The cruise giant’s shares have significantly outperformed the broader market over the past year. CCL has surged 72.2% over this time frame, while the broader S&P 500 Index ($SPX) has rallied 16.6%. CCL’s stock is up 19.2% in 2025, compared to the $SPX’s 8.3% return on a YTD basis.
Narrowing the focus, CCL has also outperformed the Dynamic Leisure and Entertainment Invesco ETF (PEJ). The exchange-traded fund has climbed 28.6% over the past year and 10.8% in 2025.
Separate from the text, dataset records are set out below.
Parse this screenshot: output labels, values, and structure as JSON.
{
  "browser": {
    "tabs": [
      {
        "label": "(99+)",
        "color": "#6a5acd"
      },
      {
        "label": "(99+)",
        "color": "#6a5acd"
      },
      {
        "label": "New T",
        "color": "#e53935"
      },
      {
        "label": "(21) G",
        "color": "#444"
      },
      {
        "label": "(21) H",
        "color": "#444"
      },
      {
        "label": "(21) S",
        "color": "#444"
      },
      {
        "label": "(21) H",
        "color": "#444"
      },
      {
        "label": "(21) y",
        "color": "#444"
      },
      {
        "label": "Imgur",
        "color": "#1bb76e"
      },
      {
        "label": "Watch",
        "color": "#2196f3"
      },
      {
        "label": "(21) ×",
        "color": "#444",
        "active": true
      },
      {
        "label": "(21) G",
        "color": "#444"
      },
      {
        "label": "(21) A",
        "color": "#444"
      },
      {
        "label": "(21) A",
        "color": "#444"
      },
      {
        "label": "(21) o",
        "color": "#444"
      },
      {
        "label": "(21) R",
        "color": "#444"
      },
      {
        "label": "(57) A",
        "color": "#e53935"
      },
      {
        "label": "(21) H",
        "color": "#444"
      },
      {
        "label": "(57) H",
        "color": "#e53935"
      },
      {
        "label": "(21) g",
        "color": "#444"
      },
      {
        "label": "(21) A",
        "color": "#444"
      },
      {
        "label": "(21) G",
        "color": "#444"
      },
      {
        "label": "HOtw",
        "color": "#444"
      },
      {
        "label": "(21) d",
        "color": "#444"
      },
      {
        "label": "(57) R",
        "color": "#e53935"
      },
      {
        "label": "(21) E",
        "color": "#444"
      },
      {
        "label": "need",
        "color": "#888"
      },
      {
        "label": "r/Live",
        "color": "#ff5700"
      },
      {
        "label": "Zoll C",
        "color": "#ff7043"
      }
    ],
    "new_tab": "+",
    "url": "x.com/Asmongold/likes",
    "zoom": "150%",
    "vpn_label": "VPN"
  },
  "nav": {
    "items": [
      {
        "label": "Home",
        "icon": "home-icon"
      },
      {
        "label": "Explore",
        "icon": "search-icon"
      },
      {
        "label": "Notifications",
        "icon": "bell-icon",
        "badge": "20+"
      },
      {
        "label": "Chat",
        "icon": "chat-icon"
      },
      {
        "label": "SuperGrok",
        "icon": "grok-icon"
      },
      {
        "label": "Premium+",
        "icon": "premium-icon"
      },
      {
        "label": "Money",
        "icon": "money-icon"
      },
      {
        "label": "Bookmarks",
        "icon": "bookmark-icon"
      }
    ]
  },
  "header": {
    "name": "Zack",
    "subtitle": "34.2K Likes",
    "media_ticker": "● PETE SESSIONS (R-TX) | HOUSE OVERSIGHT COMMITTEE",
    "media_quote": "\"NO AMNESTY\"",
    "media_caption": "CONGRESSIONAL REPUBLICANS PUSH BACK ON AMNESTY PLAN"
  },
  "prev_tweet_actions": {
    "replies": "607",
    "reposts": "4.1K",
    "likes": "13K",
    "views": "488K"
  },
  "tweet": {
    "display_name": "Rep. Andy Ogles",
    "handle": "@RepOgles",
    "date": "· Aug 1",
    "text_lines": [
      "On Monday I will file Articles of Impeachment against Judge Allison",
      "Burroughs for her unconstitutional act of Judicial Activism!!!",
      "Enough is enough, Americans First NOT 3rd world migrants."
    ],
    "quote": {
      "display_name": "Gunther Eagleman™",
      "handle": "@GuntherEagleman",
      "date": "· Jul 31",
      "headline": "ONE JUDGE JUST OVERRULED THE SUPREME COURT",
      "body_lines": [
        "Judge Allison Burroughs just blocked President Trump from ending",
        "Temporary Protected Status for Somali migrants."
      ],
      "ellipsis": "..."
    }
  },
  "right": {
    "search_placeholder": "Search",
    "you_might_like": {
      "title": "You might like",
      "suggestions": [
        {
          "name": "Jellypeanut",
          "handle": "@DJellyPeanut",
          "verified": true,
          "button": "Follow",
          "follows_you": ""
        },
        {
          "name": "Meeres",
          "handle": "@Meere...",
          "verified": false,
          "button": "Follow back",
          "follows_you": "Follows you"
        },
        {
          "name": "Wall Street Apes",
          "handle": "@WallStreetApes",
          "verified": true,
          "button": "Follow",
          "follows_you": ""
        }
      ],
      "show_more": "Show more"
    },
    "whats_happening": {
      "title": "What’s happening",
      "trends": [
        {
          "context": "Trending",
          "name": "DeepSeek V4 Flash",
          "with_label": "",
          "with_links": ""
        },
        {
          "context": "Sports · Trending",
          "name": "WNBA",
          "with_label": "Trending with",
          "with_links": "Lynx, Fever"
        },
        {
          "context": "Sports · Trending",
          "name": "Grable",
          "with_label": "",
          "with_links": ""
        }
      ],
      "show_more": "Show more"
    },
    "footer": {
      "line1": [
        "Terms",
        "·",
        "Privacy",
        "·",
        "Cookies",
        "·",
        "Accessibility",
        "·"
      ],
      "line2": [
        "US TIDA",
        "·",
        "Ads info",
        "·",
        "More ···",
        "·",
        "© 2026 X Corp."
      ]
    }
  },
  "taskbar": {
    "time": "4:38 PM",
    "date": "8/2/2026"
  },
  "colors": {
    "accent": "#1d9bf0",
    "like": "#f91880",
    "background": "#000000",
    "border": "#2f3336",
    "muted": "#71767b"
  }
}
On June 27, Carnival shares rose over 4% after Moody’s Corporation (MCO) upgraded the company’s long-term corporate rating from Ba3 to Ba2.
For the current fiscal year, ending in November, analysts expect CCL’s EPS to rise 40.9% year over year to $2 on a diluted basis. The company has an impressive track record of outperforming expectations, having surpassed the consensus estimate in all of the last four quarters
Among the 25 analysts covering CCL stock, the consensus is a “Strong Buy.” That’s based on 18 “Strong Buy” ratings, one “Moderate Buy,” and six “Holds.”

This configuration is more bullish than a month ago, when 17 analysts gave the stock a “Strong Buy.”
On Jul. 29, Tigress Financial raised its price target on Carnival from $32 to $38, maintaining a “Buy” rating, citing strong demand, positive booking trends, and fleet modernization as key drivers of expected revenue and cash flow growth.
The mean price target of $31.29 represents a 5.4% premium to CCL’s current price levels.